Choice—an OFT-heard mantra—is a key principle of the Health and Social Care Act, but what sort of care would service users choose if they were able to? This is the question that those who commission and provide services need to ask. I am encouraged that the report expects people with learning disabilities and family carers to be involved in future CQC inspections.

Too often those close to vulnerable adults—many of whom wish to help—are still excluded from decision making. Personal budgets and direct payments provide one mechanism for more personal care but for people with behavioural challenges pooled budgets are needed to avoid financial arguments about whose responsibility it is to provide effective and timely care and support. People were placed at Winterbourne View by the NHS largely, but the NHS looked to the local authority to take responsibility for funding their rehabilitation. Where was the incentive? They were out of sight and out of mind. Does the Minister think that the new plans will provide adequate incentives to get people home?

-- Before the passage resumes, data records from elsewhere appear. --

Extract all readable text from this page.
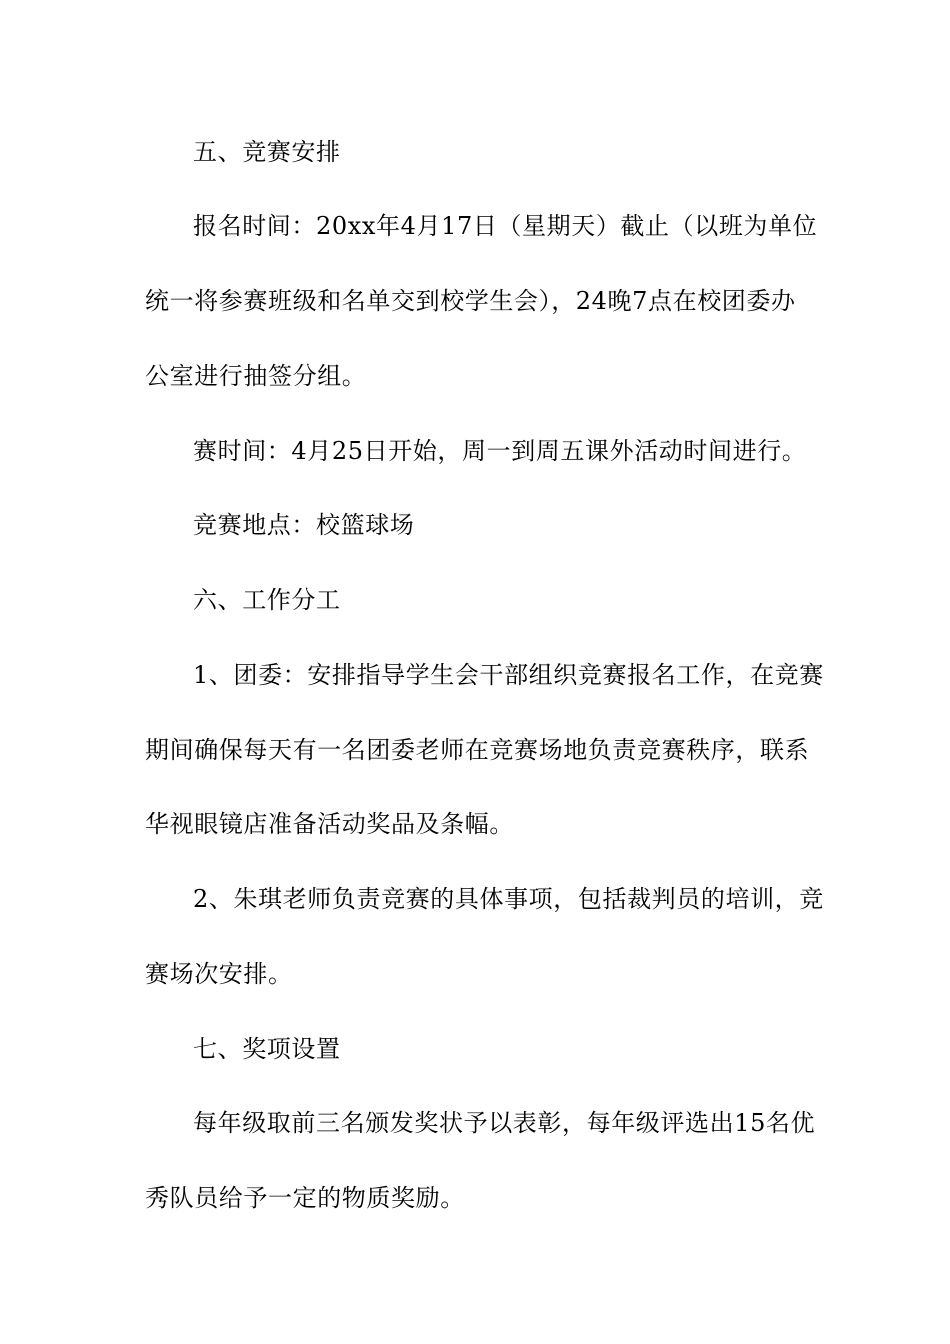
五、竞赛安排
报名时间：20xx年4月17日（星期天）截止（以班为单位
统一将参赛班级和名单交到校学生会），24晚7点在校团委办
公室进行抽签分组。
赛时间：4月25日开始，周一到周五课外活动时间进行。
竞赛地点：校篮球场
六、工作分工
1、团委：安排指导学生会干部组织竞赛报名工作，在竞赛
期间确保每天有一名团委老师在竞赛场地负责竞赛秩序，联系
华视眼镜店准备活动奖品及条幅。
2、朱琪老师负责竞赛的具体事项，包括裁判员的培训，竞
赛场次安排。
七、奖项设置
每年级取前三名颁发奖状予以表彰，每年级评选出15名优
秀队员给予一定的物质奖励。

NHS-funded care, whether in hospitals or the community, should deliver high-quality assessment and treatment and it should be evidence based. Winterbourne View was a hospital; its patients had mental health needs. Most were detained under legislation but they received little in the way of specialist health care. It seems to me that people with severe learning disabilities are still seen as second class citizens and not afforded the same rights as other citizens. The 2001 White Paper, Valuing People, challenged those assumptions and raised the hopes of people with learning disabilities and their families, but access to the same health care as others is still denied to many. This is as true of mental health services as physical health services.

Underfunding, a lack of 24/7 working, the separation of specialist learning disability services from primary care and mental health services means that even those specialist services cannot support and deliver the safe and timely care that people need. For example, in the case of specialist psychological therapy services, IAPT services and highly specialist psychotherapy services have not been adapted for people with learning disabilities. This is especially important for people whose behaviour challenges. Can the Minister clarify the expectations of the Government with respect to the mental and physical healthcare of this group? Does parity of esteem apply to this patient group too? It is disappointing that there is so little in the report about the range of mental health treatments that people need.

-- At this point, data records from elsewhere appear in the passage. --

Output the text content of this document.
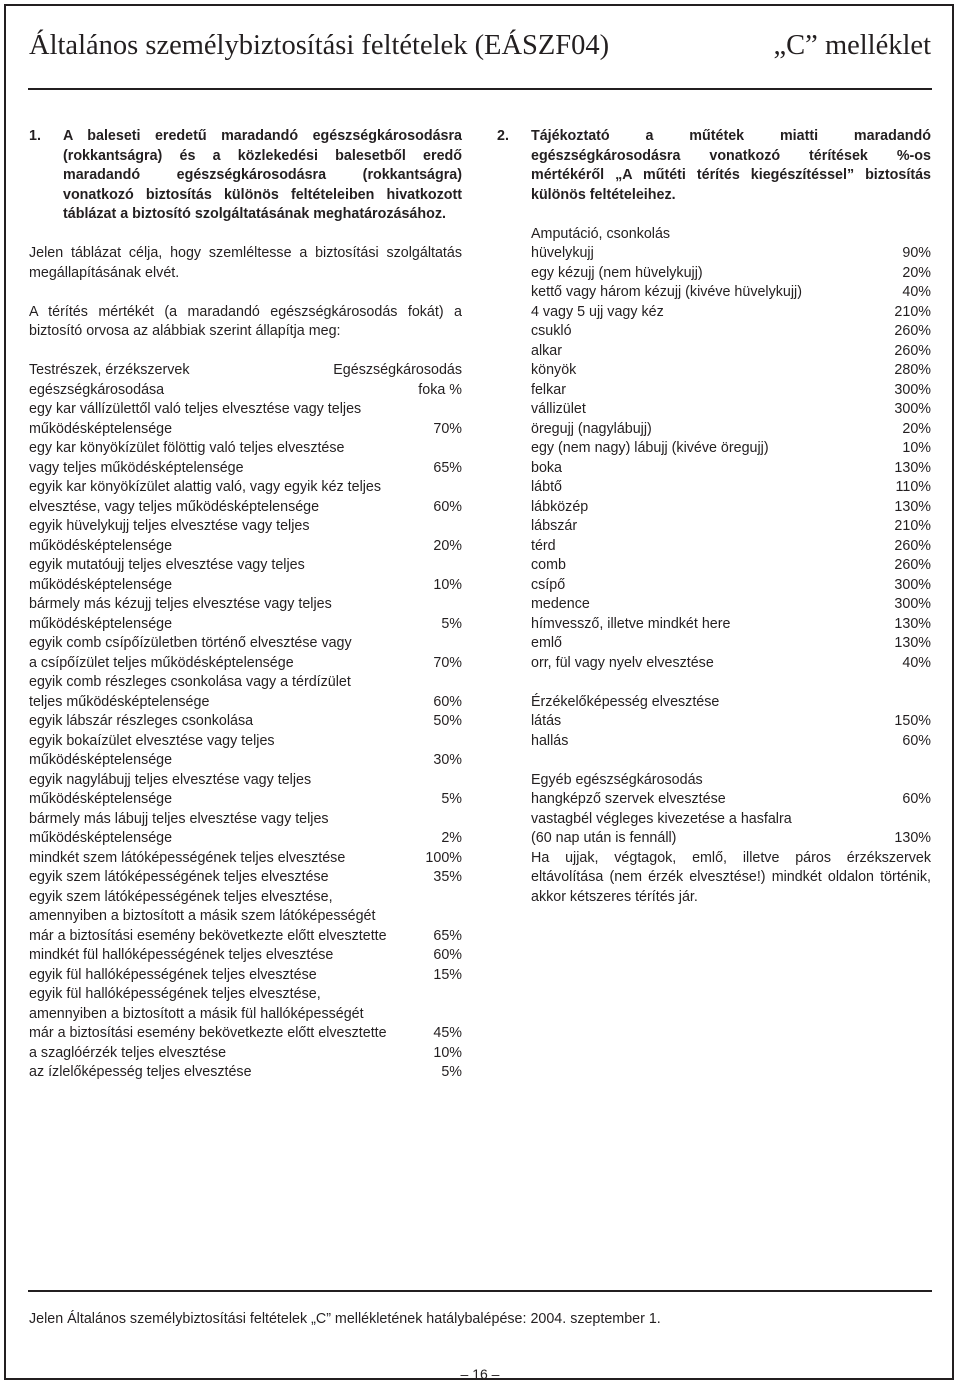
Általános személybiztosítási feltételek (EÁSZF04)	„C” melléklet
1. A baleseti eredetű maradandó egészségkárosodásra (rokkantságra) és a közlekedési balesetből eredő maradandó egészségkárosodásra (rokkantságra) vonatkozó biztosítás különös feltételeiben hivatkozott táblázat a biztosító szolgáltatásának meghatározásához.

Jelen táblázat célja, hogy szemléltesse a biztosítási szolgáltatás megállapításának elvét.

A térítés mértékét (a maradandó egészségkárosodás fokát) a biztosító orvosa az alábbiak szerint állapítja meg:

Testrészek, érzékszervek	Egészségkárosodás
egészségkárosodása	foka %
egy kar vállízülettől való teljes elvesztése vagy teljes
működésképtelensége	70%
egy kar könyökízület fölöttig való teljes elvesztése
vagy teljes működésképtelensége	65%
egyik kar könyökízület alattig való, vagy egyik kéz teljes
elvesztése, vagy teljes működésképtelensége	60%
egyik hüvelykujj teljes elvesztése vagy teljes
működésképtelensége	20%
egyik mutatóujj teljes elvesztése vagy teljes
működésképtelensége	10%
bármely más kézujj teljes elvesztése vagy teljes
működésképtelensége	5%
egyik comb csípőízületben történő elvesztése vagy
a csípőízület teljes működésképtelensége	70%
egyik comb részleges csonkolása vagy a térdízület
teljes működésképtelensége	60%
egyik lábszár részleges csonkolása	50%
egyik bokaízület elvesztése vagy teljes
működésképtelensége	30%
egyik nagylábujj teljes elvesztése vagy teljes
működésképtelensége	5%
bármely más lábujj teljes elvesztése vagy teljes
működésképtelensége	2%
mindkét szem látóképességének teljes elvesztése	100%
egyik szem látóképességének teljes elvesztése	35%
egyik szem látóképességének teljes elvesztése,
amennyiben a biztosított a másik szem látóképességét
már a biztosítási esemény bekövetkezte előtt elvesztette	65%
mindkét fül hallóképességének teljes elvesztése	60%
egyik fül hallóképességének teljes elvesztése	15%
egyik fül hallóképességének teljes elvesztése,
amennyiben a biztosított a másik fül hallóképességét
már a biztosítási esemény bekövetkezte előtt elvesztette	45%
a szaglóérzék teljes elvesztése	10%
az ízlelőképesség teljes elvesztése	5%
2. Tájékoztató a műtétek miatti maradandó egészségkárosodásra vonatkozó térítések %-os mértékéről „A műtéti térítés kiegészítéssel” biztosítás különös feltételeihez.

Amputáció, csonkolás

hüvelykujj	90%
egy kézujj (nem hüvelykujj)	20%
kettő vagy három kézujj (kivéve hüvelykujj)	40%
4 vagy 5 ujj vagy kéz	210%
csukló	260%
alkar	260%
könyök	280%
felkar	300%
vállizület	300%
öregujj (nagylábujj)	20%
egy (nem nagy) lábujj (kivéve öregujj)	10%
boka	130%
lábtő	110%
lábközép	130%
lábszár	210%
térd	260%
comb	260%
csípő	300%
medence	300%
hímvessző, illetve mindkét here	130%
emlő	130%
orr, fül vagy nyelv elvesztése	40%

Érzékelőképesség elvesztése

látás	150%
hallás	60%

Egyéb egészségkárosodás

hangképző szervek elvesztése	60%

vastagbél végleges kivezetése a hasfalra

(60 nap után is fennáll)	130%

Ha ujjak, végtagok, emlő, illetve páros érzékszervek eltávolítása (nem érzék elvesztése!) mindkét oldalon történik, akkor kétszeres térítés jár.

Jelen Általános személybiztosítási feltételek „C” mellékletének hatálybalépése: 2004. szeptember 1.
– 16 –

My first boss in learning disability, Joan Bicknell, recruited me back in 1981 because I was a medical psychotherapist and a family carer. She lectured extensively about the emotional lives of people with learning disabilities. I remember how sceptical her audiences were. How could people with little spoken language have feelings? Is this the same attitude that makes it possible for so-called carers to abuse the people they are caring for? Some of my research studied the effect of abuse and bereavement on people’s behaviour and emotions. To help their carers understand their inner world, I turned that research into picture books about life experiences for them to read together. More research is needed to help us understand what happens in people’s homes and what leads to behaviour that challenges. Can the Minister tell us whether there will be substantial investment in research, similar to that being used at King’s College to develop a care home research network for people living with dementia?

Winterbourne View hospital failed to meet the needs of these adults. How can we be sure that this time we do not forget; that the lessons from this tragedy are truly learnt and safeguards are put in place?